ライブの持ち時間は、用意時間を含めて30分。たったの30分のために、何時間も練習して、費やして、その30分でハコにいるみんなのハートを奪えるぐらい、輝くために必死になってる。大体、5曲披露できたらいい方だけど、俺たちは一曲がそんなに長くない。だから頑張れば6曲演奏することだってできる。
そろそろシフトを組んでライブハウス側に提出しなくてはならない。それによってPAさんのいるリハの内容も証明の使い方だってかわってくる。だいたいそのシフトは一週間前にはハコ側に提出しないといけない。ギリギリまで待ってくれるとこもあるけど、俺たちだってどの曲をやるか、はっきり固めてイメージをつけておきたいし。
…俺たちは今、一曲多く組み込むか組み込まないかで迷っている。現在、必ず披露すると決めてる曲は5曲、6曲目をやる時間だってある、けど、……。
どの曲をやるか。なんだよな、問題は。
汗だくになりながらスタジオ練習を終えてスタジオから出ると、受付にいたお兄さんがちょいちょい、と庄司くんを手招きした。それを軽く見届けて、俺たちは古びたソファに腰掛ける。宮内がポケットからタバコを取り出して、咥え、火をつけた。それを合図にするかのようにミーティングが始まる。
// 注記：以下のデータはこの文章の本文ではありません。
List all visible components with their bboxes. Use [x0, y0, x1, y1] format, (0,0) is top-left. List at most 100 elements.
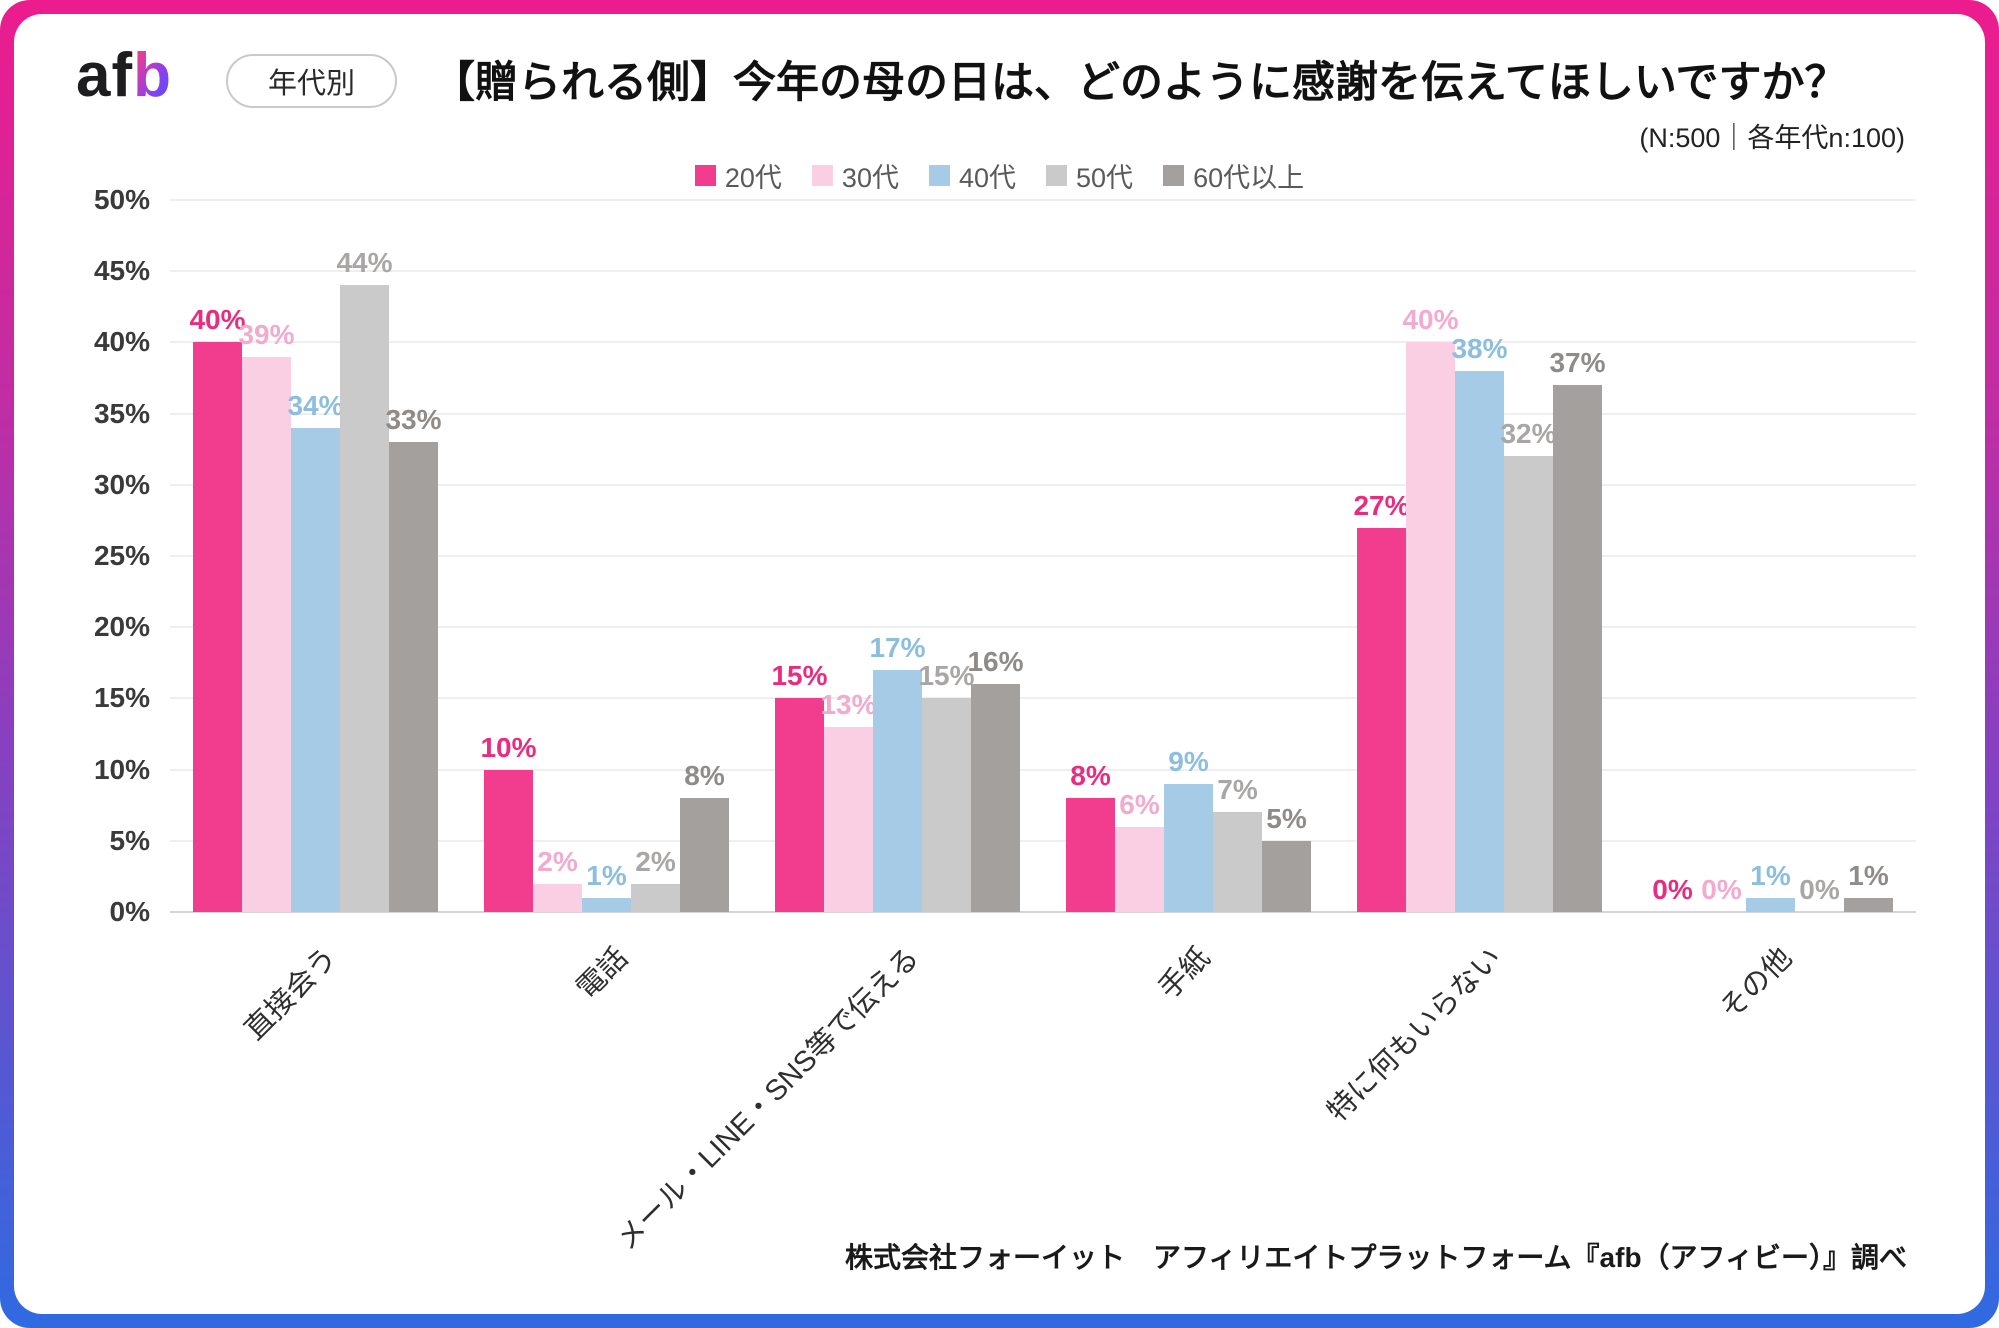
- age-group-badge: 年代別: [226, 54, 398, 108]
- plot-area: 40% 39% 34% 44% 33% 10% 2% 1% 2% 8% 15% 13% 17% 15% 16…: [170, 199, 1916, 913]
- bar-slot: 7%: [1213, 200, 1262, 912]
- bar-slot: 0%: [1795, 200, 1844, 912]
- legend-label: 20代: [724, 163, 782, 193]
- bar-slot: 17%: [869, 200, 926, 912]
- bar-50代: [1504, 456, 1553, 912]
- bar-50代: [922, 698, 971, 912]
- bar-20代: [484, 769, 533, 912]
- bar-40代: [1746, 897, 1795, 912]
- bar-30代: [1406, 342, 1455, 912]
- bar-20代: [193, 342, 242, 912]
- value-label: 7%: [1217, 774, 1258, 806]
- x-tick-label: 電話: [571, 941, 635, 1006]
- bar-60代以上: [1262, 840, 1311, 912]
- y-tick-label: 25%: [93, 540, 150, 571]
- value-label: 27%: [1353, 489, 1410, 521]
- bar-60代以上: [971, 684, 1020, 912]
- value-label: 0%: [1799, 874, 1840, 905]
- legend-label: 60代以上: [1193, 163, 1305, 193]
- bar-slot: 34%: [287, 200, 344, 912]
- legend-label: 30代: [841, 163, 899, 193]
- bar-30代: [533, 883, 582, 912]
- bar-slot: 2%: [631, 200, 680, 912]
- value-label: 40%: [1402, 304, 1459, 336]
- page-title: 【贈られる側】今年の母の日は、どのように感謝を伝えてほしいですか？: [432, 59, 1848, 107]
- value-label: 9%: [1168, 745, 1209, 777]
- legend-swatch-icon: [694, 165, 716, 186]
- bar-20代: [1066, 798, 1115, 912]
- bar-slot: 40%: [1402, 200, 1459, 912]
- bar-slot: 1%: [1844, 200, 1893, 912]
- legend-label: 50代: [1076, 163, 1134, 193]
- value-label: 8%: [684, 760, 725, 792]
- x-tick-label: 手紙: [1153, 941, 1217, 1006]
- bar-30代: [242, 356, 291, 912]
- bar-slot: 15%: [771, 200, 828, 912]
- gridline: [170, 768, 1916, 771]
- gridline: [170, 626, 1916, 629]
- y-tick-label: 40%: [93, 326, 150, 358]
- bar-slot: 40%: [189, 200, 246, 912]
- y-tick-label: 35%: [93, 397, 150, 429]
- source-credit: 株式会社フォーイット アフィリエイトプラットフォーム『afb（アフィビー）』調べ: [844, 1242, 1907, 1273]
- badge-label: 年代別: [268, 68, 356, 100]
- value-label: 16%: [967, 646, 1024, 678]
- legend-swatch-icon: [928, 165, 950, 186]
- gridline: [170, 270, 1916, 273]
- value-label: 2%: [635, 845, 676, 877]
- value-label: 10%: [480, 731, 537, 763]
- legend-item-50代: 50代: [1046, 156, 1133, 195]
- x-tick-label: 直接会う: [239, 941, 344, 1047]
- bar-slot: 1%: [1746, 200, 1795, 912]
- bar-slot: 10%: [480, 200, 537, 912]
- bar-slot: 27%: [1353, 200, 1410, 912]
- value-label: 5%: [1266, 802, 1307, 834]
- bar-60代以上: [680, 798, 729, 912]
- gridline: [170, 555, 1916, 557]
- value-label: 13%: [820, 688, 877, 720]
- bar-slot: 15%: [918, 200, 975, 912]
- bar-20代: [775, 698, 824, 912]
- value-label: 0%: [1701, 874, 1742, 905]
- y-tick-label: 15%: [93, 682, 150, 714]
- value-label: 15%: [918, 660, 975, 692]
- bar-slot: 37%: [1549, 200, 1606, 912]
- bar-40代: [1455, 370, 1504, 912]
- bar-slot: 6%: [1115, 200, 1164, 912]
- bar-group-2: 10% 2% 1% 2% 8%: [461, 200, 752, 912]
- value-label: 8%: [1070, 760, 1111, 792]
- value-label: 1%: [1848, 859, 1889, 891]
- bar-group-1: 40% 39% 34% 44% 33%: [170, 200, 461, 912]
- y-tick-label: 50%: [93, 184, 150, 215]
- x-tick-label: メール・LINE・SNS等で伝える: [610, 941, 926, 1257]
- y-tick-label: 20%: [93, 611, 150, 643]
- y-tick-label: 30%: [93, 468, 150, 500]
- value-label: 6%: [1119, 788, 1160, 820]
- legend-swatch-icon: [811, 165, 833, 186]
- bar-slot: 1%: [582, 200, 631, 912]
- chart-card: afb 年代別 【贈られる側】今年の母の日は、どのように感謝を伝えてほしいですか…: [14, 14, 1985, 1314]
- bar-slot: 0%: [1648, 200, 1697, 912]
- legend-item-60代以上: 60代以上: [1163, 156, 1304, 195]
- bar-60代以上: [1844, 897, 1893, 912]
- bar-60代以上: [389, 442, 438, 912]
- bar-slot: 44%: [336, 200, 393, 912]
- bar-slot: 38%: [1451, 200, 1508, 912]
- value-label: 44%: [336, 247, 393, 279]
- y-tick-label: 10%: [93, 753, 150, 785]
- value-label: 38%: [1451, 332, 1508, 364]
- legend-item-30代: 30代: [811, 156, 899, 195]
- x-axis-labels: 直接会う 電話 メール・LINE・SNS等で伝える 手紙 特に何もいらない その他: [170, 926, 1916, 1257]
- bar-40代: [873, 669, 922, 912]
- legend-swatch-icon: [1046, 165, 1068, 186]
- bar-group-4: 8% 6% 9% 7% 5%: [1043, 200, 1334, 912]
- bar-50代: [340, 285, 389, 912]
- value-label: 0%: [1652, 874, 1693, 905]
- bar-50代: [1213, 812, 1262, 912]
- y-tick-label: 5%: [109, 824, 150, 856]
- gridline: [170, 412, 1916, 415]
- gridline: [170, 341, 1916, 344]
- value-label: 39%: [238, 318, 295, 350]
- gridline: [170, 483, 1916, 486]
「ねぇ。やっぱり6曲目はやめておかない?時間もギリギリだし、持ってこれそうな曲もないし。」
「いや、でもここは攻めておいたほうが良いと思うさ?庄司くんもできるなら6曲やりたいみたいだし」
「…じゃあ、どの曲をやるつもりなの?」
「できるなら新曲がいいけど…今からは難しいかな」
古賀もタバコを取り出して火をつけた。二つの煙が交わって、ゆらゆらとしているのを眺める。あー、俺も吸いたいな、そんなことを思っていると、突然誰かが後ろから飛びついてきた。
「ぐえっ」
「なあ!今シフトだしてきたで!」
ソファーに座っていたから、前かがみに潰される。背後から聞こえた声は庄司くんのものだった。
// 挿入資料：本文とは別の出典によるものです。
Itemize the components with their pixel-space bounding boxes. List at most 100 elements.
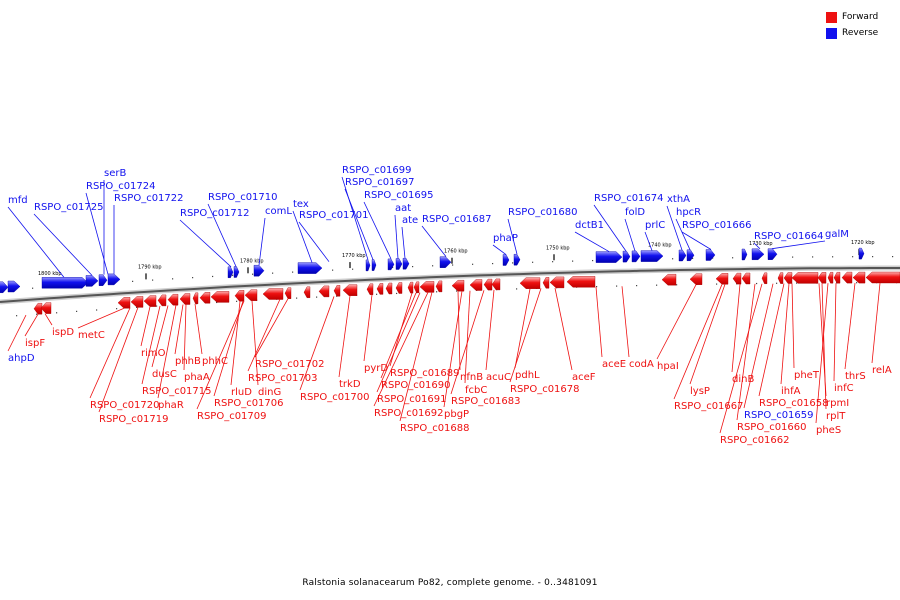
gene-label-rspo-c01690: RSPO_c01690 [381,380,451,391]
minor-tick [692,257,694,260]
forward-gene-arrow [817,272,827,284]
leader-line [363,201,392,260]
gene-label-mfd: mfd [8,195,28,206]
gene-label-ate: ate [402,215,418,226]
gene-label-rela: relA [872,365,892,376]
gene-label-coml: comL [265,206,292,217]
reverse-gene-arrow [0,281,9,293]
forward-gene-arrow [732,272,742,285]
leader-line [666,205,683,251]
leader-line [485,289,495,371]
leader-line [394,214,399,259]
minor-tick [592,259,594,262]
forward-gene-arrow [376,283,384,295]
reverse-gene-arrow [98,274,108,286]
tick-label: 1730 kbp [749,241,773,247]
forward-gene-arrow [262,288,284,300]
reverse-gene-arrow [502,254,510,266]
legend: Forward Reverse [826,9,890,41]
forward-gene-arrow [491,278,501,291]
gene-label-rspo-c01702: RSPO_c01702 [255,359,325,370]
gene-label-rspo-c01710: RSPO_c01710 [208,192,278,203]
forward-gene-arrow [549,276,565,289]
gene-label-rspo-c01700: RSPO_c01700 [300,392,370,403]
leader-line [656,284,697,360]
forward-gene-arrow [199,292,211,304]
reverse-gene-arrow [85,275,99,287]
leader-line [140,306,151,347]
leader-line [174,304,184,355]
legend-item-reverse: Reverse [826,25,890,41]
reverse-gene-arrow [686,249,695,261]
minor-tick [512,262,514,264]
minor-tick [332,269,334,271]
minor-tick [812,256,814,258]
gene-label-rspo-c01667: RSPO_c01667 [674,401,744,412]
forward-gene-arrow [407,281,414,294]
forward-gene-arrow [761,272,768,284]
reverse-gene-arrow [233,266,240,278]
minor-tick [456,290,458,292]
minor-tick [136,306,138,308]
minor-tick [776,282,778,284]
leader-line [507,218,518,255]
leader-line [509,288,542,383]
leader-line [771,240,826,250]
leader-line [380,292,417,379]
leader-line [363,294,373,362]
tick-label: 1780 kbp [240,258,264,264]
gene-label-coda: codA [629,359,654,370]
forward-gene-arrow [483,278,493,291]
minor-tick [452,264,454,266]
minor-tick [756,282,758,285]
leader-line [791,283,795,369]
leader-line [251,300,259,386]
minor-tick [116,308,118,310]
gene-label-lysp: lysP [690,386,710,397]
leader-line [675,218,691,251]
leader-line [89,307,131,399]
reverse-gene-arrow [705,249,716,261]
gene-label-ihfa: ihfA [781,386,801,397]
leader-line [299,296,335,391]
minor-tick [396,292,398,295]
leader-line [731,284,741,373]
leader-line [183,304,187,371]
leader-line [574,231,610,252]
forward-gene-arrow [542,277,550,289]
reverse-gene-arrow [439,256,452,268]
leader-line [373,292,429,407]
forward-gene-arrow [841,271,853,284]
gene-label-rspo-c01695: RSPO_c01695 [364,190,434,201]
forward-gene-arrow [33,303,43,315]
minor-tick [832,256,834,258]
leader-line [624,218,636,252]
leader-line [421,225,447,257]
minor-tick [56,312,58,314]
gene-label-rspo-c01689: RSPO_c01689 [390,368,460,379]
gene-label-rspo-c01664: RSPO_c01664 [754,231,824,242]
leader-line [673,284,723,400]
leader-line [514,288,531,369]
forward-gene-arrow [117,297,131,309]
minor-tick [516,288,518,290]
leader-line [833,283,837,382]
leader-line [298,221,330,262]
leader-line [24,313,39,337]
minor-tick [156,305,158,307]
gene-label-ispd: ispD [52,327,74,338]
minor-tick [292,271,294,273]
forward-gene-arrow [192,292,199,304]
gene-label-rplt: rplT [826,411,846,422]
reverse-gene-arrow [395,258,403,270]
gene-label-rspo-c01724: RSPO_c01724 [86,181,156,192]
gene-label-rpmi: rpmI [826,398,849,409]
gene-label-rspo-c01687: RSPO_c01687 [422,214,492,225]
gene-label-rspo-c01722: RSPO_c01722 [114,193,184,204]
gene-label-rspo-c01712: RSPO_c01712 [180,208,250,219]
forward-gene-arrow [366,283,374,295]
gene-label-rspo-c01703: RSPO_c01703 [248,373,318,384]
gene-label-rspo-c01660: RSPO_c01660 [737,422,807,433]
reverse-gene-arrow [107,273,121,286]
minor-tick [76,310,78,312]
「いってーーー!!って、え!?シフトだしちゃったのかよ!?」
「おー、だしただした。ほんで、恋くんにお願いがあるんやけどな〜」
「えっ、こわ、何!?」
「一曲作ってくれ。せやな、一週間ぐらいで。」
「………は、?俺が!?無理、でしょ何言ってんの!?」
めちゃくちゃ無理なオーダーを出された。それを聞いて反論するのは俺だけで、宮内と古賀は何も言わない。二人に助けて、という目配せをしても、宮内はタバコの摂取に勤しんで、古賀は苦笑するだけだった。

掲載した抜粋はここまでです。